In the aftermath of 2008’s financial crisis, Kyle Zsombor struck gold. Growing up with a taxidermy hobbyist father, the Kelowna artist had long been crafting unorthodox versions of his own animal forms—taking it beyond furs and utilizing materials like confetti and hole-punched paper circles. But when the U.S. dollar’s value plummeted, Zsombor seized the opportunity. “It was so cheap that a Canadian artist could use American dollars as collage material,” he explains. Hunting down stacks of American bills and coins from over 50 countries, he adorned Styrofoam taxidermy forms of a bull and a bear, aptly named Cash Cow and Bear Necessities, and hence money taxidermy was born.
Since then, Zsombor—equipped with bachelor’s degrees in international relations and fine arts—has kept one eye on the release of new editions of bills and the other eye tuned to current events for inspiration.

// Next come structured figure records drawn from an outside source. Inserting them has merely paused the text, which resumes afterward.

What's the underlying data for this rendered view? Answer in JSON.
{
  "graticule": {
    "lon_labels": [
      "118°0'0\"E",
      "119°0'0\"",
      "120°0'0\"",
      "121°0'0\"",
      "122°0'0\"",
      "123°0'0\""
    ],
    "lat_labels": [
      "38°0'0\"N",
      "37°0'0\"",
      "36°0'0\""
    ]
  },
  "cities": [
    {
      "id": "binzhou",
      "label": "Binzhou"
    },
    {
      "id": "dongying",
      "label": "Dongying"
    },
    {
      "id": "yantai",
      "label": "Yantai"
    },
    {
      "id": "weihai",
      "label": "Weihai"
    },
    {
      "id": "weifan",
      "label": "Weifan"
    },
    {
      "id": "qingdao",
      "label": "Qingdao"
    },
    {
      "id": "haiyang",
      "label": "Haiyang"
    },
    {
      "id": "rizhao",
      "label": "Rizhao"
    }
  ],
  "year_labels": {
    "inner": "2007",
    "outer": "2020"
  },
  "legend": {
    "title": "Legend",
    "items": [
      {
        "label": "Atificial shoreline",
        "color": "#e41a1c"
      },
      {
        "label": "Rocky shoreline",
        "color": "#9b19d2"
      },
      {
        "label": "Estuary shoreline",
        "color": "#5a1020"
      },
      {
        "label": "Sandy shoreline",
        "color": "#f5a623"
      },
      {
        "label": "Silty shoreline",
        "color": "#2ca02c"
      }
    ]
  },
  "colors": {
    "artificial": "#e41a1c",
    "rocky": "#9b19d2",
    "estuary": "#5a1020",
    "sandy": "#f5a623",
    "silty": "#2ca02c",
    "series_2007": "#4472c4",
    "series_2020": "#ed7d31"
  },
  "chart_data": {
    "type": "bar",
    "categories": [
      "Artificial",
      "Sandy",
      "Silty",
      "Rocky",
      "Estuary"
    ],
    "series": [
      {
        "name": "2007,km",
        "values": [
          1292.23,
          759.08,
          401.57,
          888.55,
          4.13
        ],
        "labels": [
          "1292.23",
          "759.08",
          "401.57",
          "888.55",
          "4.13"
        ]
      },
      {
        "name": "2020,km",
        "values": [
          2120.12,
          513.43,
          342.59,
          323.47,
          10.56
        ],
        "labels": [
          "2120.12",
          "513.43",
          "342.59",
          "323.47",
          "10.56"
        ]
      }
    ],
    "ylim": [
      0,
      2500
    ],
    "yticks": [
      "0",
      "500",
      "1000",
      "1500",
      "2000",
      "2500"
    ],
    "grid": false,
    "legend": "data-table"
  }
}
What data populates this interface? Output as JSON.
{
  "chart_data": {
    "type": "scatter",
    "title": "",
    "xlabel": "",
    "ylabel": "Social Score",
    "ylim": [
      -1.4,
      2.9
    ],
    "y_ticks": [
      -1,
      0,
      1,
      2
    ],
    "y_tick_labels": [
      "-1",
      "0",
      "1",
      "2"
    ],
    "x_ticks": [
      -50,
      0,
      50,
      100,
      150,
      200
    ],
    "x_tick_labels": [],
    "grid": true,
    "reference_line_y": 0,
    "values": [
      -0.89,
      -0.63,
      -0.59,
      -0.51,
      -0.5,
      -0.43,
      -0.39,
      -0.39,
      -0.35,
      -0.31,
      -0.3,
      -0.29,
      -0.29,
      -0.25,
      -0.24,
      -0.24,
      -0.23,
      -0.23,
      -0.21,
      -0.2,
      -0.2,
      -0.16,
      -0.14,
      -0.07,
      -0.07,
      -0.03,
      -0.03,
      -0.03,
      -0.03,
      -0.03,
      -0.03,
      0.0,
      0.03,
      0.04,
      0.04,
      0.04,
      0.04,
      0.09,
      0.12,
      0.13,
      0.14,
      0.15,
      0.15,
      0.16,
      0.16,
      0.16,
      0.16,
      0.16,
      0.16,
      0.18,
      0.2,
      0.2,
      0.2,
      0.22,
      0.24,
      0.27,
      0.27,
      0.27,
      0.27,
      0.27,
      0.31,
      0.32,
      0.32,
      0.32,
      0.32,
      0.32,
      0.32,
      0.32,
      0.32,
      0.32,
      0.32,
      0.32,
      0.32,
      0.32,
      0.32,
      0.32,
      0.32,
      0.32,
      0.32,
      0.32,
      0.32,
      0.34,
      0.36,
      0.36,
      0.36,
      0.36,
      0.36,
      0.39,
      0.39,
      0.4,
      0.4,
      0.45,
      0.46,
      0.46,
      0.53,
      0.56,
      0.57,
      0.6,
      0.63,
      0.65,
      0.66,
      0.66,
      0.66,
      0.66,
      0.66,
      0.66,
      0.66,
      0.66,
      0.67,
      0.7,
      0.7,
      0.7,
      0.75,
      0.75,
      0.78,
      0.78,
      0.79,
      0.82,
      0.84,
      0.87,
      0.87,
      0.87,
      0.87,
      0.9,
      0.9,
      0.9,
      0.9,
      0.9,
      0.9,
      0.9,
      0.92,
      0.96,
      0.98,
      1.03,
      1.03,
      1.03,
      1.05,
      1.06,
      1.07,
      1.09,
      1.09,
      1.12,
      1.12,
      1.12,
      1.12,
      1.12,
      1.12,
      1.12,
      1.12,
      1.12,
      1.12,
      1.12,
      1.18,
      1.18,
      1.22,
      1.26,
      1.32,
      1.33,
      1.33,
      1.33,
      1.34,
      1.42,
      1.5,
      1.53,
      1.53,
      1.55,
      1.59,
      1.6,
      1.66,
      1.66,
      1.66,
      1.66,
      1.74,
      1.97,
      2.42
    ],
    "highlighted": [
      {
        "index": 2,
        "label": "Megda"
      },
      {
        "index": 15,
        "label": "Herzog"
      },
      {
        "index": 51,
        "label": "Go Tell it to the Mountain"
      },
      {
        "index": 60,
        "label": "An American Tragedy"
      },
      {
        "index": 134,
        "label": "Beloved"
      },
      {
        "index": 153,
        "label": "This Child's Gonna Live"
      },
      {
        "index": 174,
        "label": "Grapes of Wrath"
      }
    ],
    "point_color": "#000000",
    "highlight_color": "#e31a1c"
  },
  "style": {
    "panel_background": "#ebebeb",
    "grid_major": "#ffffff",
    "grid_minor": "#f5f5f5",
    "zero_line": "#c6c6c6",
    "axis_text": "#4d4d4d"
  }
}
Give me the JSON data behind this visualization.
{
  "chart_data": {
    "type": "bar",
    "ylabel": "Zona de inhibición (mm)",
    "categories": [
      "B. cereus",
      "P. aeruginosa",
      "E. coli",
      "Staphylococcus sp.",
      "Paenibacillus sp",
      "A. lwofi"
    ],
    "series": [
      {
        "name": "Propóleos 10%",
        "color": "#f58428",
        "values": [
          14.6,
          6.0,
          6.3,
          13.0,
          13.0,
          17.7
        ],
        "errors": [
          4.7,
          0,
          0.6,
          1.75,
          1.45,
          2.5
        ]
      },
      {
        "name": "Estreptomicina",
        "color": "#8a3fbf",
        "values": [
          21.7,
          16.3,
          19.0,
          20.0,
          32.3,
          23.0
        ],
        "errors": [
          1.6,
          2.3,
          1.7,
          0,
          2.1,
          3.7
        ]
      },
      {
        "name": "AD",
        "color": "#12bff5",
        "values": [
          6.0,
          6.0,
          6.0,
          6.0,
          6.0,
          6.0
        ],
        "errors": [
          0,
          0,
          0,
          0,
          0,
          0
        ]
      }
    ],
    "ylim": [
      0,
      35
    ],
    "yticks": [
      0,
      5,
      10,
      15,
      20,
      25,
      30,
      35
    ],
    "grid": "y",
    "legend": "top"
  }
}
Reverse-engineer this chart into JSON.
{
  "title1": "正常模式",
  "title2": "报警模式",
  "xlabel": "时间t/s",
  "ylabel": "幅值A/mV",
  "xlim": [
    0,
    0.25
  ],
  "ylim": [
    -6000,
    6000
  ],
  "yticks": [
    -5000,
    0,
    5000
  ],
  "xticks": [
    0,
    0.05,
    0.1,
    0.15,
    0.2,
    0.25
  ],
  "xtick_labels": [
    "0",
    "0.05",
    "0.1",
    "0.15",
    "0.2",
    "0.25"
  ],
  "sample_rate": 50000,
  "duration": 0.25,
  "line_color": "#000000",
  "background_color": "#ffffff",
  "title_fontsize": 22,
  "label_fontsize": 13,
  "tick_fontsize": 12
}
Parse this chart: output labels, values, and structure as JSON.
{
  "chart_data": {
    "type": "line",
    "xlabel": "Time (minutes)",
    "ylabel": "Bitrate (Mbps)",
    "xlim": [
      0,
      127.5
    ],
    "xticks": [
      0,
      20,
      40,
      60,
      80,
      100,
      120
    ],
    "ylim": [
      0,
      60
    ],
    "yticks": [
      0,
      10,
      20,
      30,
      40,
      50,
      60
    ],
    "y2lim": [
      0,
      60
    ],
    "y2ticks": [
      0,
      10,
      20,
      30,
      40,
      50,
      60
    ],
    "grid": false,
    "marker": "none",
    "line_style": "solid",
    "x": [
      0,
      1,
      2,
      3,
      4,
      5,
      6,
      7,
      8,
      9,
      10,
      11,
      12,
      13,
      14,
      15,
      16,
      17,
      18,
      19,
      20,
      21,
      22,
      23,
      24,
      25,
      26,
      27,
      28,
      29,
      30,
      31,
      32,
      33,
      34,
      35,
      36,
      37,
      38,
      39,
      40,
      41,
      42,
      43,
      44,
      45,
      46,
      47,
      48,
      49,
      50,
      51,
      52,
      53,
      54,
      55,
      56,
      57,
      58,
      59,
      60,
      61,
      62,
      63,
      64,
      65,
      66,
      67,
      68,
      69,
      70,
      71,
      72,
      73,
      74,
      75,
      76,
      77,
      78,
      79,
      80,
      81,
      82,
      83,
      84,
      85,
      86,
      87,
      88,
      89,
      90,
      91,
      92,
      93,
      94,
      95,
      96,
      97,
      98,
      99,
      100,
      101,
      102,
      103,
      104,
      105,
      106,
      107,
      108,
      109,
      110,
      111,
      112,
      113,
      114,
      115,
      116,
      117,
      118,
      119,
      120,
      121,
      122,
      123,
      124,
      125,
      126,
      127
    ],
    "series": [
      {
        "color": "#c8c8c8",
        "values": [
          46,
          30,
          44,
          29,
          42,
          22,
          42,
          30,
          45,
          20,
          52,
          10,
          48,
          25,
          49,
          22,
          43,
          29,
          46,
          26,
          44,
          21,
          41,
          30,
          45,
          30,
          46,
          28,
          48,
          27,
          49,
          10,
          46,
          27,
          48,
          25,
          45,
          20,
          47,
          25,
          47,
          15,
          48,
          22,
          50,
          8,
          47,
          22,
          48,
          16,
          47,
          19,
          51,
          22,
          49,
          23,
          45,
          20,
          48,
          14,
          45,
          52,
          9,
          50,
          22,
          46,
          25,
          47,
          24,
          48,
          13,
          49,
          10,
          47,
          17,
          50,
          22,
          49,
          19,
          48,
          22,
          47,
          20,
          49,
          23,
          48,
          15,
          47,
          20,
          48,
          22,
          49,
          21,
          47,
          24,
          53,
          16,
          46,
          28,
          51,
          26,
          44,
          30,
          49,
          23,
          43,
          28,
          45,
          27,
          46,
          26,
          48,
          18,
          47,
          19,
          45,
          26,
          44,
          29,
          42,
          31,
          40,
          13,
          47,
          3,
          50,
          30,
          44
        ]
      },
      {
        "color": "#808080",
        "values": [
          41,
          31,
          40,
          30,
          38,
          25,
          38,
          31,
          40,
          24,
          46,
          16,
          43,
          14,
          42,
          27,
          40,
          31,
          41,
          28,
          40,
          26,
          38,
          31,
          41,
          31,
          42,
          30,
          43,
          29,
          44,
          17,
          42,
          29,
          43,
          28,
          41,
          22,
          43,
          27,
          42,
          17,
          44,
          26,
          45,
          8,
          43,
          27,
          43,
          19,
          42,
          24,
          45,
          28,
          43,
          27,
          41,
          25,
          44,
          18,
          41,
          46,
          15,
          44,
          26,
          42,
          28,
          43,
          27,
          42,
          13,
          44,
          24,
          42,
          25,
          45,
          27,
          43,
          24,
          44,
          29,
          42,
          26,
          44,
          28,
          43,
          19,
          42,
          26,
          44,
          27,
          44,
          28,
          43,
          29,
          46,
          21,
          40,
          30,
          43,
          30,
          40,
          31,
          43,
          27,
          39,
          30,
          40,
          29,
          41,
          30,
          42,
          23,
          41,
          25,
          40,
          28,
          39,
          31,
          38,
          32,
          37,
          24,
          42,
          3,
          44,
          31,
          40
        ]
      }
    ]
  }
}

Some recent projects include American Ill-Eagle, in response to the U.S. dollar dip; Hippo Pawesomeness was made in response to Burundi’s bottom ranking in the World Happiness Report 2016; and last year’s Brexit results earned a Winston Churchill–inspired bulldog with a coat of British pounds, pence, pennies, and one lonely euro coin. Zsombor has even shifted to include humans, decorating iconic busts of historical leaders like Nefertiti and Napoleon.
Zsombor calls the process “artist’s magic” when, instead of one plus one equalling two, both materials are combined to create a third product that celebrates each original element.
In their naked Styrofoam forms, the taxidermy moulds are “sort of tacky,” Zsombor admits, but dressed in layers of currency they are given new life. Banknotes in place of furs or feathers makes for a certain beauty, typically unnoticed when passed over the counter to cashiers. “Dollar bills the world around are so complex in terms of all the imagery and colours… There are millions of them made, but we don’t see them as art,” Zsombor laments. “I certainly didn’t, but now, having worked on this, I do again. And I try to exalt it back up to that status.”
The result is eye catching, but it’s also jarring to see something we appraise snipped and sliced. In many countries, defacing currency is illegal, and Zsombor recognizes the subversive aspects of his work. “I’m challenging the institution of [mandated] currency, destroying the socio-economic sacredness of banknotes as a symbol of value,” he says. Zsombor reinterprets this value, not as a means of exchange, but as collage with symbolic properties. The new value, he suggests, comes from spending time deconstructing the bills—akin, one might say, to skinning an animal—and recombining the pieces to plump up the taxidermy form into a work of art.
Zsombor calls the process “artist’s magic” when, instead of one plus one equalling two, both materials are combined to create a third product that celebrates each original element. Consider it a well-needed lesson in the value of a dollar.